Pussy Riot post new anti-Putin Olympics video from Sochi
SOCHI - Agence France-Presse
Members of the punk group Pussy Riot, including Nadezhda Tolokonnikova in the aqua balaclava (C) and Maria Alekhina in the red balaclava (L) perform next to the Olympic rings in Sochi, Feb 19. AP photo
Russian punk group Pussy Riot on Feb. 20 posted a new video filmed in the centre of Olympics host Sochi, savaging President Vladimir Putin over the hosting of the Winter Games and the rights climate in Russia.The video, titled "Putin will teach you how to love the motherland," is the first music project by Pussy Riot members Nadezhda Tolokonnikova and Maria Alyokhina since they were released from prison colonies last year.
The pair have been in Sochi along with other Pussy Riot supporters all week. They were detained by police for several hours on Feb. 18 and beaten in scuffles on Wednesday which saw them roughly handled and whipped by Cossacks.
The video opens with the Pussy Riot members clad in their trademark coloured balaclavas, tights and one piece dresses swimming in the sea off Sochi.
They are then seen singing and dancing in front of the Olympic rings in the centre of Sochi and then trying to taunt a giant Olympic mascot, a furry snow leopard.

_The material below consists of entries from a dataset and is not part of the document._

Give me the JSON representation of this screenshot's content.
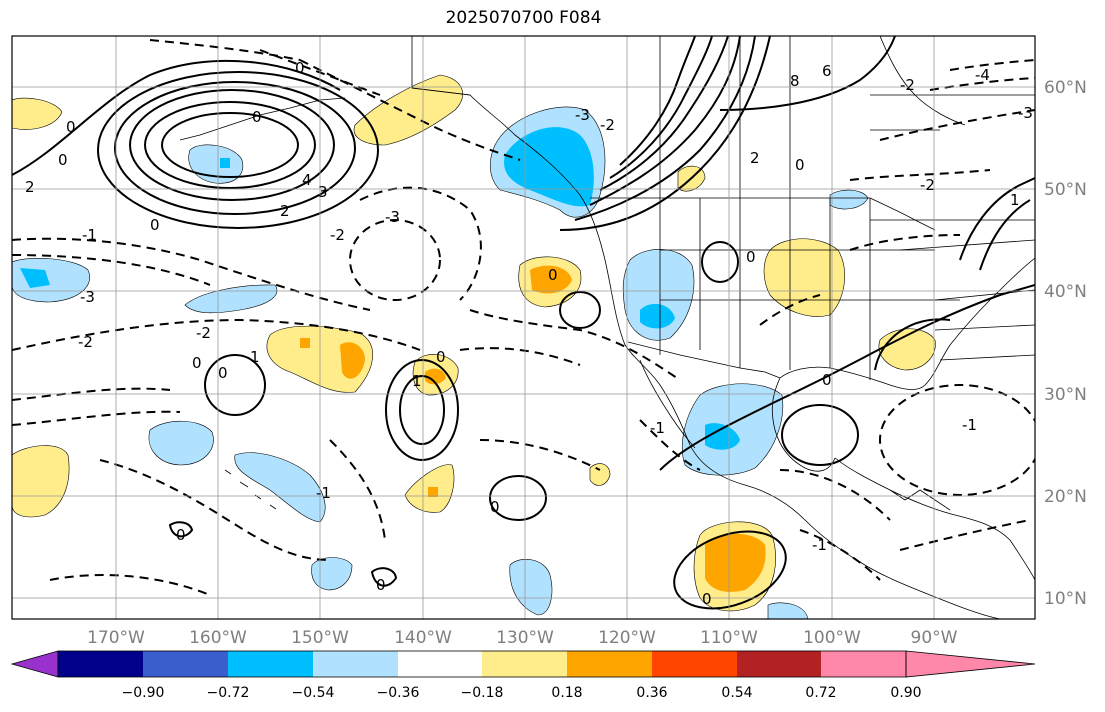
{
  "title": "2025070700 F084",
  "map": {
    "lat_labels": [
      "60°N",
      "50°N",
      "40°N",
      "30°N",
      "20°N",
      "10°N"
    ],
    "lon_labels": [
      "170°W",
      "160°W",
      "150°W",
      "140°W",
      "130°W",
      "120°W",
      "110°W",
      "100°W",
      "90°W"
    ],
    "contour_labels": [
      "0",
      "1",
      "2",
      "3",
      "4",
      "6",
      "8",
      "-1",
      "-2",
      "-3",
      "-4"
    ]
  },
  "colorbar": {
    "ticks": [
      "−0.90",
      "−0.72",
      "−0.54",
      "−0.36",
      "−0.18",
      "0.18",
      "0.36",
      "0.54",
      "0.72",
      "0.90"
    ],
    "colors": [
      "#9932cc",
      "#00008b",
      "#3a5fcd",
      "#00bfff",
      "#b0e2ff",
      "#ffffff",
      "#ffec8b",
      "#ffa500",
      "#ff4500",
      "#b22222",
      "#ff88aa"
    ]
  }
}
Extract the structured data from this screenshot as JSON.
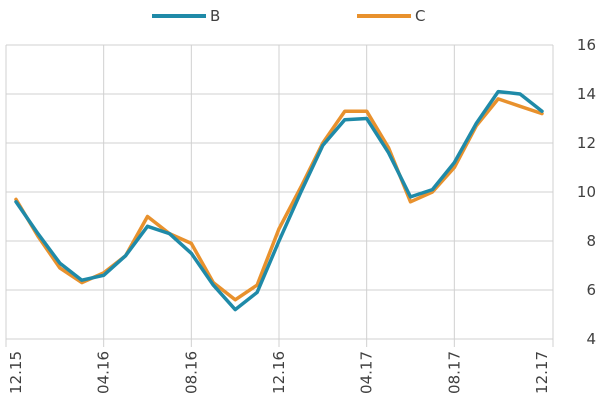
{
  "chart_data": {
    "type": "line",
    "x": [
      "12.15",
      "01.16",
      "02.16",
      "03.16",
      "04.16",
      "05.16",
      "06.16",
      "07.16",
      "08.16",
      "09.16",
      "10.16",
      "11.16",
      "12.16",
      "01.17",
      "02.17",
      "03.17",
      "04.17",
      "05.17",
      "06.17",
      "07.17",
      "08.17",
      "09.17",
      "10.17",
      "11.17",
      "12.17"
    ],
    "xticks": [
      "12.15",
      "04.16",
      "08.16",
      "12.16",
      "04.17",
      "08.17",
      "12.17"
    ],
    "series": [
      {
        "name": "B",
        "color": "#1f8aa8",
        "values": [
          9.6,
          8.3,
          7.1,
          6.4,
          6.6,
          7.4,
          8.6,
          8.3,
          7.5,
          6.2,
          5.2,
          5.9,
          8.0,
          10.0,
          11.9,
          12.95,
          13.0,
          11.6,
          9.8,
          10.1,
          11.2,
          12.8,
          14.1,
          14.0,
          13.3
        ]
      },
      {
        "name": "C",
        "color": "#e8912d",
        "values": [
          9.7,
          8.2,
          6.9,
          6.3,
          6.7,
          7.4,
          9.0,
          8.3,
          7.9,
          6.3,
          5.6,
          6.2,
          8.5,
          10.2,
          12.0,
          13.3,
          13.3,
          11.8,
          9.6,
          10.0,
          11.0,
          12.7,
          13.8,
          13.5,
          13.2
        ]
      }
    ],
    "yticks": [
      "4",
      "6",
      "8",
      "10",
      "12",
      "14",
      "16"
    ],
    "ylim": [
      4,
      16
    ],
    "y_axis_side": "right",
    "grid": true,
    "legend_position": "top-center",
    "title": "",
    "xlabel": "",
    "ylabel": ""
  }
}
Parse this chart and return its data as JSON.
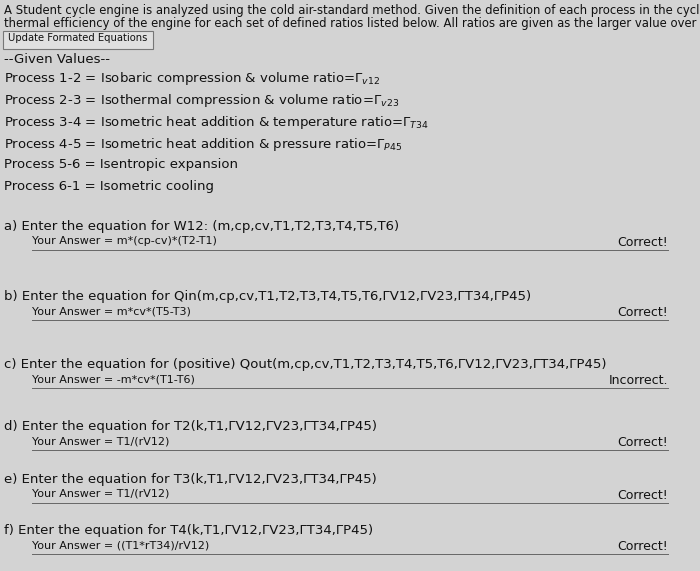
{
  "bg_color": "#d3d3d3",
  "header_line1": "A Student cycle engine is analyzed using the cold air-standard method. Given the definition of each process in the cycle, determine the",
  "header_line2": "thermal efficiency of the engine for each set of defined ratios listed below. All ratios are given as the larger value over the smaller one.",
  "button_text": "Update Formated Equations",
  "given_label": "--Given Values--",
  "processes": [
    "Process 1-2 = Isobaric compression & volume ratio=Γ$_{v12}$",
    "Process 2-3 = Isothermal compression & volume ratio=Γ$_{v23}$",
    "Process 3-4 = Isometric heat addition & temperature ratio=Γ$_{T34}$",
    "Process 4-5 = Isometric heat addition & pressure ratio=Γ$_{P45}$",
    "Process 5-6 = Isentropic expansion",
    "Process 6-1 = Isometric cooling"
  ],
  "questions": [
    {
      "label": "a) Enter the equation for W12: (m,cp,cv,T1,T2,T3,T4,T5,T6)",
      "answer": "Your Answer = m*(cp-cv)*(T2-T1)",
      "result": "Correct!"
    },
    {
      "label": "b) Enter the equation for Qin(m,cp,cv,T1,T2,T3,T4,T5,T6,ΓV12,ΓV23,ΓT34,ΓP45)",
      "answer": "Your Answer = m*cv*(T5-T3)",
      "result": "Correct!"
    },
    {
      "label": "c) Enter the equation for (positive) Qout(m,cp,cv,T1,T2,T3,T4,T5,T6,ΓV12,ΓV23,ΓT34,ΓP45)",
      "answer": "Your Answer = -m*cv*(T1-T6)",
      "result": "Incorrect."
    },
    {
      "label": "d) Enter the equation for T2(k,T1,ΓV12,ΓV23,ΓT34,ΓP45)",
      "answer": "Your Answer = T1/(rV12)",
      "result": "Correct!"
    },
    {
      "label": "e) Enter the equation for T3(k,T1,ΓV12,ΓV23,ΓT34,ΓP45)",
      "answer": "Your Answer = T1/(rV12)",
      "result": "Correct!"
    },
    {
      "label": "f) Enter the equation for T4(k,T1,ΓV12,ΓV23,ΓT34,ΓP45)",
      "answer": "Your Answer = ((T1*rT34)/rV12)",
      "result": "Correct!"
    }
  ],
  "header_fontsize": 8.4,
  "body_fontsize": 9.5,
  "answer_fontsize": 8.0,
  "result_fontsize": 9.0,
  "text_color": "#111111",
  "line_color": "#666666",
  "btn_edge_color": "#777777",
  "btn_face_color": "#e0e0e0"
}
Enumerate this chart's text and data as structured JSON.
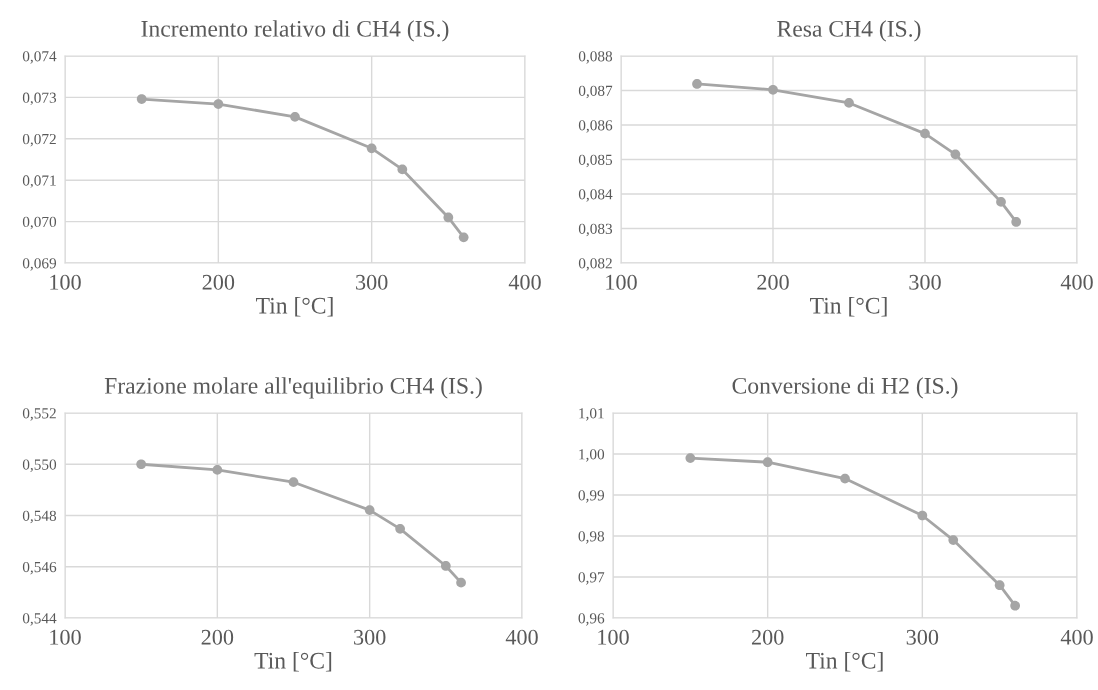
{
  "chart_data": [
    {
      "type": "line",
      "title": "Incremento relativo di CH4 (IS.)",
      "xlabel": "Tin [°C]",
      "x": [
        150,
        200,
        250,
        300,
        320,
        350,
        360
      ],
      "series": [
        {
          "color": "#a5a5a5",
          "values": [
            0.07296,
            0.07284,
            0.07253,
            0.07177,
            0.07126,
            0.0701,
            0.06962
          ]
        }
      ],
      "xlim": [
        100,
        400
      ],
      "xticks": [
        100,
        200,
        300,
        400
      ],
      "ylim": [
        0.069,
        0.074
      ],
      "yticks": [
        {
          "value": 0.069,
          "label": "0,069"
        },
        {
          "value": 0.07,
          "label": "0,070"
        },
        {
          "value": 0.071,
          "label": "0,071"
        },
        {
          "value": 0.072,
          "label": "0,072"
        },
        {
          "value": 0.073,
          "label": "0,073"
        },
        {
          "value": 0.074,
          "label": "0,074"
        }
      ],
      "grid": true,
      "marker": "circle",
      "line_style": "solid"
    },
    {
      "type": "line",
      "title": "Resa CH4 (IS.)",
      "xlabel": "Tin [°C]",
      "x": [
        150,
        200,
        250,
        300,
        320,
        350,
        360
      ],
      "series": [
        {
          "color": "#a5a5a5",
          "values": [
            0.08719,
            0.08702,
            0.08664,
            0.08575,
            0.08515,
            0.08377,
            0.08319
          ]
        }
      ],
      "xlim": [
        100,
        400
      ],
      "xticks": [
        100,
        200,
        300,
        400
      ],
      "ylim": [
        0.082,
        0.088
      ],
      "yticks": [
        {
          "value": 0.082,
          "label": "0,082"
        },
        {
          "value": 0.083,
          "label": "0,083"
        },
        {
          "value": 0.084,
          "label": "0,084"
        },
        {
          "value": 0.085,
          "label": "0,085"
        },
        {
          "value": 0.086,
          "label": "0,086"
        },
        {
          "value": 0.087,
          "label": "0,087"
        },
        {
          "value": 0.088,
          "label": "0,088"
        }
      ],
      "grid": true,
      "marker": "circle",
      "line_style": "solid"
    },
    {
      "type": "line",
      "title": "Frazione molare all'equilibrio CH4 (IS.)",
      "xlabel": "Tin [°C]",
      "x": [
        150,
        200,
        250,
        300,
        320,
        350,
        360
      ],
      "series": [
        {
          "color": "#a5a5a5",
          "values": [
            0.55,
            0.54978,
            0.5493,
            0.54821,
            0.54748,
            0.54603,
            0.54538
          ]
        }
      ],
      "xlim": [
        100,
        400
      ],
      "xticks": [
        100,
        200,
        300,
        400
      ],
      "ylim": [
        0.544,
        0.552
      ],
      "yticks": [
        {
          "value": 0.544,
          "label": "0,544"
        },
        {
          "value": 0.546,
          "label": "0,546"
        },
        {
          "value": 0.548,
          "label": "0,548"
        },
        {
          "value": 0.55,
          "label": "0,550"
        },
        {
          "value": 0.552,
          "label": "0,552"
        }
      ],
      "grid": true,
      "marker": "circle",
      "line_style": "solid"
    },
    {
      "type": "line",
      "title": "Conversione di H2 (IS.)",
      "xlabel": "Tin [°C]",
      "x": [
        150,
        200,
        250,
        300,
        320,
        350,
        360
      ],
      "series": [
        {
          "color": "#a5a5a5",
          "values": [
            0.999,
            0.998,
            0.994,
            0.985,
            0.979,
            0.968,
            0.963
          ]
        }
      ],
      "xlim": [
        100,
        400
      ],
      "xticks": [
        100,
        200,
        300,
        400
      ],
      "ylim": [
        0.96,
        1.01
      ],
      "yticks": [
        {
          "value": 0.96,
          "label": "0,96"
        },
        {
          "value": 0.97,
          "label": "0,97"
        },
        {
          "value": 0.98,
          "label": "0,98"
        },
        {
          "value": 0.99,
          "label": "0,99"
        },
        {
          "value": 1.0,
          "label": "1,00"
        },
        {
          "value": 1.01,
          "label": "1,01"
        }
      ],
      "grid": true,
      "marker": "circle",
      "line_style": "solid"
    }
  ]
}
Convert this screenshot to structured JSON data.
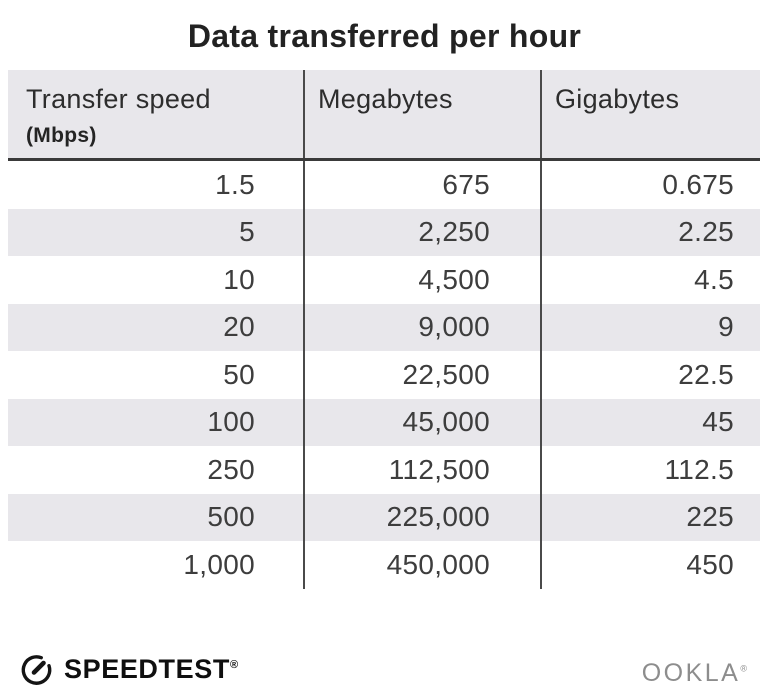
{
  "title": "Data transferred per hour",
  "table": {
    "columns": [
      {
        "label": "Transfer speed",
        "sublabel": "(Mbps)"
      },
      {
        "label": "Megabytes",
        "sublabel": ""
      },
      {
        "label": "Gigabytes",
        "sublabel": ""
      }
    ],
    "rows": [
      [
        "1.5",
        "675",
        "0.675"
      ],
      [
        "5",
        "2,250",
        "2.25"
      ],
      [
        "10",
        "4,500",
        "4.5"
      ],
      [
        "20",
        "9,000",
        "9"
      ],
      [
        "50",
        "22,500",
        "22.5"
      ],
      [
        "100",
        "45,000",
        "45"
      ],
      [
        "250",
        "112,500",
        "112.5"
      ],
      [
        "500",
        "225,000",
        "225"
      ],
      [
        "1,000",
        "450,000",
        "450"
      ]
    ]
  },
  "chart_data": {
    "type": "table",
    "title": "Data transferred per hour",
    "columns": [
      "Transfer speed (Mbps)",
      "Megabytes",
      "Gigabytes"
    ],
    "rows": [
      [
        1.5,
        675,
        0.675
      ],
      [
        5,
        2250,
        2.25
      ],
      [
        10,
        4500,
        4.5
      ],
      [
        20,
        9000,
        9
      ],
      [
        50,
        22500,
        22.5
      ],
      [
        100,
        45000,
        45
      ],
      [
        250,
        112500,
        112.5
      ],
      [
        500,
        225000,
        225
      ],
      [
        1000,
        450000,
        450
      ]
    ],
    "layout": {
      "striped_rows": true,
      "stripe_pattern": "even-rows-shaded",
      "column_dividers": true
    }
  },
  "footer": {
    "brand": "SPEEDTEST",
    "brand_trademark": "®",
    "company": "OOKLA",
    "company_trademark": "®"
  },
  "colors": {
    "header_bg": "#e8e7eb",
    "stripe_bg": "#e8e7eb",
    "divider": "#4a4a4a",
    "header_rule": "#3a3a3a",
    "body_text": "#3d3d3d",
    "title_text": "#222222",
    "brand_text": "#0f0f0f",
    "company_text": "#8d8d8d"
  }
}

The video also shows Wednesday's footage of the girls being beaten with whips and roughly beaten in scuffles with Cossacks, who perform the role of vigilantes in southern Russia.
The Russian-language and highly colloquial lyrics slam the human rights situation in Russia, referencing the activists who are still jailed over a Moscow anti-Putin protest in 2012 and the jailed Sochi environmental campaigner Yevgeny Vitishko.
"They will teach you in the prison camps how to cry and how to obey/Salute to the bosses, and hi, il Duce," the song goes.
"The constitution is lynched, Vitishko's in prison/Stability, prison gruel, the fence and the watchtower.
The video is viewable on http://www.youtube.com/watch?v=gjI0KYl9gWs Tolokonnikova posted the link to the video on her Twitter @tolokno, promoting it as the "premiere."
Tolokonnikova and Alyokhina were sent to penal colonies on a two-year hooliganism sentence for performing an anti-Putin song in a Moscow cathedral in 2012. However, they were freed early on amnesty in December last year.
The International Olympic Committee (IOC) warned the young women on Feb. 19 that it would be "wholly inappropriate" to stage actions outside the Olympic venues.